Je voudrais maintenant éclairer la réalité de la famille par la révélation de l'amour trinitaire. "Dieu est amour" (1 Jn 4, 16). Dieu est trois fois saint et, comme le rappelle Benoît XVI, "Celui qui rencontre le Christ et entre dans une relation d'amitié avec lui accueille la communion trinitaire elle-même dans sa propre âme, selon la promesse de Jésus à ses disciples : "Si quelqu'un m'aime, il restera fidèle à ma parole ; mon Père l'aimera, nous viendrons chez lui, nous irons demeurer auprès de lui (Jn 14, 23)"(3) . Ainsi, toute réalité humaine est appelée à prendre pour modèle la sainte Trinité. Et le pape ajoute : "La famille est appelée à être une communauté d'amour et de vie, dans laquelle les diversités doivent concourir à former une "parabole de communion". La famille apparaît donc comme une communion de personnes où chacun accueille la vie trinitaire et s'engage à aimer en actes et en vérité.
Je voudrais enfin parler des vocations. Certains d'entre vous commencent ce pèlerinage avec cet appel au fond du cœur, d'autres l'entendront au cours du pèlerinage, d'autres encore à leur retour. Mes amis, laissez-vous saisir par le Christ. Entrez avec lui dans une vraie amitié : vous ne serez jamais déçus.
Un mot sur Famille et Vocations. Pour certains, la famille, comme reflet de l'amour trinitaire, vous a aidés à vous ouvrir à Dieu et à répondre à son appel. Heureux êtes-vous et rendez grâce à Dieu. Appuyez-vous avec force sur ce trésor spirituel. D'autres n'ont pas trouvé dans leur famille ce soutien pour grandir dans la foi. Parfois même, celle-ci n'était pas partagée. N'ayez pas peur, car beaucoup de vocations aujourd'hui naissent dans ce climat. C'est signe de la puissance de Dieu et de la gratuité de son appel. Pour d'autres encore, la famille a été un lieu d'épreuves et de blessures. N'ayez pas peur ; appuyez-vous résolument sur la grâce de Dieu et sa miséricorde. Ne vous trompez pas : rien n'est impossible à Dieu. Il est la source de l'amour et de toute guérison.
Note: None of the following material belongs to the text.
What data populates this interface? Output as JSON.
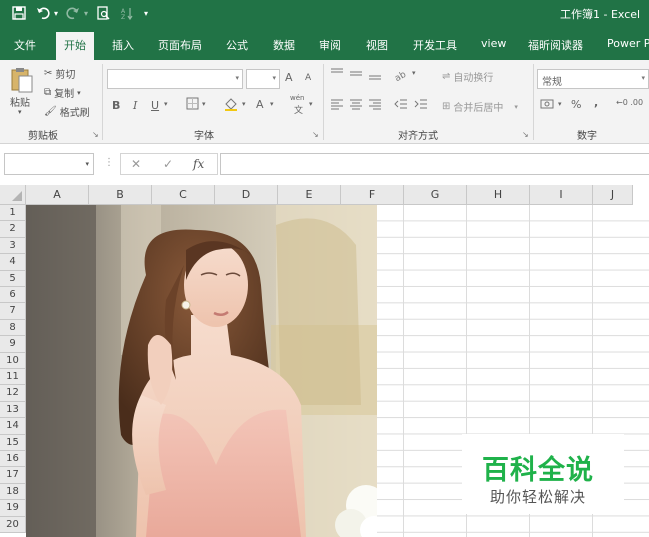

Enfin, pour vous qui vous interrogez sur un futur projet de vie conjugale ou qui venez de fonder une vie de famille, vous aussi laissez l'amour trinitaire vous éclairer. Si, pour vous, la famille a été comme le reflet de l'amour divin, rendez grâce et appuyez-vous avec force sur ce précieux héritage. Si la famille a été au contraire un lieu de souffrance et d'épreuve, n'ayez pas peur : laissez le Seigneur vous guérir par la douceur de son Esprit. C'est lui qui console et redresse, c'est lui qui nous rend capables d'aimer en actes et en vérité. Par sa bonté et sa miséricorde, le Seigneur vous appelle à bâtir un foyer qui resplendisse de sa présence.
Mes amis, à vous tous, bon pèlerinage, bonne route au souffle de l'Esprit Saint. Dans vos chapitres, par votre attention mutuelle et votre charité fraternelle, soyez le reflet de l'amour trinitaire. Bonne route dans l'unification de vos vies, à la lumière de l'amour trinitaire.
Amen.
+ Jean-Yves Nahmias
Evêque auxiliaire de Paris
Notes:
(1) "Catéchèse sur la famille" (15 août 2011). Texte disponible sur www.mavocation.org
(2) Pour approfondir votre réflexion, l'exhortation apostolique du pape Jean-Paul II "Familiaris consortio" (22 novembre 1981). Lisez aussi la lettre pastorale "La famille et la jeunesse : une espérance", du cardinal André Vingt-Trois (12 juillet 2010) sur le site www.paris.catholique.fr ou sur demande au 01 53 10 33 82.
(3) Benoît XVI, Angelus, solennité de la Très Sainte Trinité, 11 juin 2006.